Você conhece o tipo: diz a verdade, doa a quem doer; rompe amizades, reforça seus valores, milita sem descanso nos sete dias da semana. Depois, desliga o computador e vai cuidar da vida, porque a coisa não está fácil para ninguém. O valentão das redes sociais raramente é visto na ativa. Quando muito, ressurge numa mesa de bar ou no churrasco de domingo, já devidamente calibrado por uma caipirinha benfeita e batendo boca com o cunhado. Valentão de internet adora espinafrar cunhado.
O anonimato das redes sociais faz aflorar na mais mansa das criaturas um demônio de olhos tintos de sangue, baba fedorenta e vocabulário digno das profundezas abissais. Creem que um perfil falso basta para que se livrem de represálias legais. Na vida real, já rolou até processo contra os goiabas que destilaram comentários racistas pela internet. Não alimente ilusões: qualquer e-mail pode ser rastreado. E qualquer comentário ofensivo pode render processo por calúnia, injúria, difamação e outros deslizes inafiançáveis.
Nem tudo é agressão. O “bem-intencionado ponto com” é outro tipo faceiro que navega nas ondas das nets. Qualquer causa justa conta com ele em tempo integral. Tal qual o raivoso, assim que se afasta do computador, o bonzão sacode as imaginárias asas branquinhas e dá-se por satisfeito com a boa vontade virtual.
Não são hipócritas. São pessoas que desabafam. É claro que marcar pontos junto à turma é legal, mas quando elas se manifestam on-line estão escrevendo o que realmente pensam. O teclado é o terapeuta literalmente ao alcance dos dedos. A pessoa se libera. Bravatas, rosnados, fofuras, a tela do computador aceita tudo. Mas, entre digitar e agir, existe um poço intransponível. No caso dos rosnadores é até bom.
Posts bacanas também não viram realidade. A pessoa curte sua estreia, compartilha o lançamento do seu livro e vibra com a notícia do seu casamento — mas nem vai ao teatro, sequer passa na porta da livraria e ignora solenemente o casório. Curtir bastou. nem precisa ler a publicação na íntegra. Uma vez, um amigo começou seu post contando que acordara com a notícia do lançamento de seu livro. E terminou lamentando que a mãe morrera na mesma manhã. Queria mostrar os contrastes da vida.Todos os comentários davam os parabéns, porque haviam lido só a primeira frase do post.

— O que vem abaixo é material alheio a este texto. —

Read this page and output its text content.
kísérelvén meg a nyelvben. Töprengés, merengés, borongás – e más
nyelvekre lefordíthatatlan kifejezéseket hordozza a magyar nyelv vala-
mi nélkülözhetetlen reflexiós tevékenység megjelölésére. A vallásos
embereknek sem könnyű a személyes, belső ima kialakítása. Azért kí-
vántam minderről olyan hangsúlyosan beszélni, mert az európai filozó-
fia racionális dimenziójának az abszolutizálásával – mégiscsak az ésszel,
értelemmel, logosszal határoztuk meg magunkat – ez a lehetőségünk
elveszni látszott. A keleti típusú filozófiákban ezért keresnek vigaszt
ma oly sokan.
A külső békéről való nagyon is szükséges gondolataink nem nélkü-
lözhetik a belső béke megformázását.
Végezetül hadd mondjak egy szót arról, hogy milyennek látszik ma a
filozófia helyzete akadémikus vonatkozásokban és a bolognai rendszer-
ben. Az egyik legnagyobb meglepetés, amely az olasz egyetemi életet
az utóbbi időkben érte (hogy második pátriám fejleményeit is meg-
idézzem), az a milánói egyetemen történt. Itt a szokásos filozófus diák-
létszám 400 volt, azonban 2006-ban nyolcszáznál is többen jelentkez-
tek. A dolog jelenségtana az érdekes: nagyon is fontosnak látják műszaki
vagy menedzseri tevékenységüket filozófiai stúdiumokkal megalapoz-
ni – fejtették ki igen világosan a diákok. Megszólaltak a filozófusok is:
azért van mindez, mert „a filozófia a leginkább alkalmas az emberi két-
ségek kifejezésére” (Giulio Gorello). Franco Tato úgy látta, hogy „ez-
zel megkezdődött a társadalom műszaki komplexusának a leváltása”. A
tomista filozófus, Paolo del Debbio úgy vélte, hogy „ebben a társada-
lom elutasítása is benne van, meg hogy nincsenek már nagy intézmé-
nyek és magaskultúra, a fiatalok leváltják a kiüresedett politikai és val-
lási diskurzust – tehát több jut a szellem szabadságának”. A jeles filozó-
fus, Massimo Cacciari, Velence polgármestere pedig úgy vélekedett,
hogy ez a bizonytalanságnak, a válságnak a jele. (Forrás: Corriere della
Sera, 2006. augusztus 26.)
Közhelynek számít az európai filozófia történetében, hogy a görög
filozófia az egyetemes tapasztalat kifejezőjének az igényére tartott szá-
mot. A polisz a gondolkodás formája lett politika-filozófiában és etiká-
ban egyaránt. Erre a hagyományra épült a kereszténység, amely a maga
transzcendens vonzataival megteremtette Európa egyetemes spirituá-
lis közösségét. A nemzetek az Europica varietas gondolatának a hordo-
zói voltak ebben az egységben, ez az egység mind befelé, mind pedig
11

Falta levantar o traseiro da cadeira e arregaçar as mangas de verdade. Abaixo-assinado virtual não cassa político, curtidas no post não lotam plateia e foto bonita em preto e branco não cura câncer. Demonstra sensibilidade, certo, mas, de prático mesmo, não significa muita coisa. Se eu fosse adepto das teorias da conspiração — adianto que não sou —, diria que a maracutaia subliminar das redes sociais está em deixar extravasar a agressividade em frases pasteurizadas.
Viver dá trabalho, e a facilidade de ter tudo na telinha mais próxima é um risco. Agora, até a azaração (antigamente conhecida por paquera) é via aplicativo. Antes mesmo de encontrar a pessoa, sentir o perfume de sua pele e ouvir sua voz, você já sabe que ela adora pingar cera de vela no… na… Enfim, estamos cada dia menos preparados para os inesperados da vida. E isso não é legal.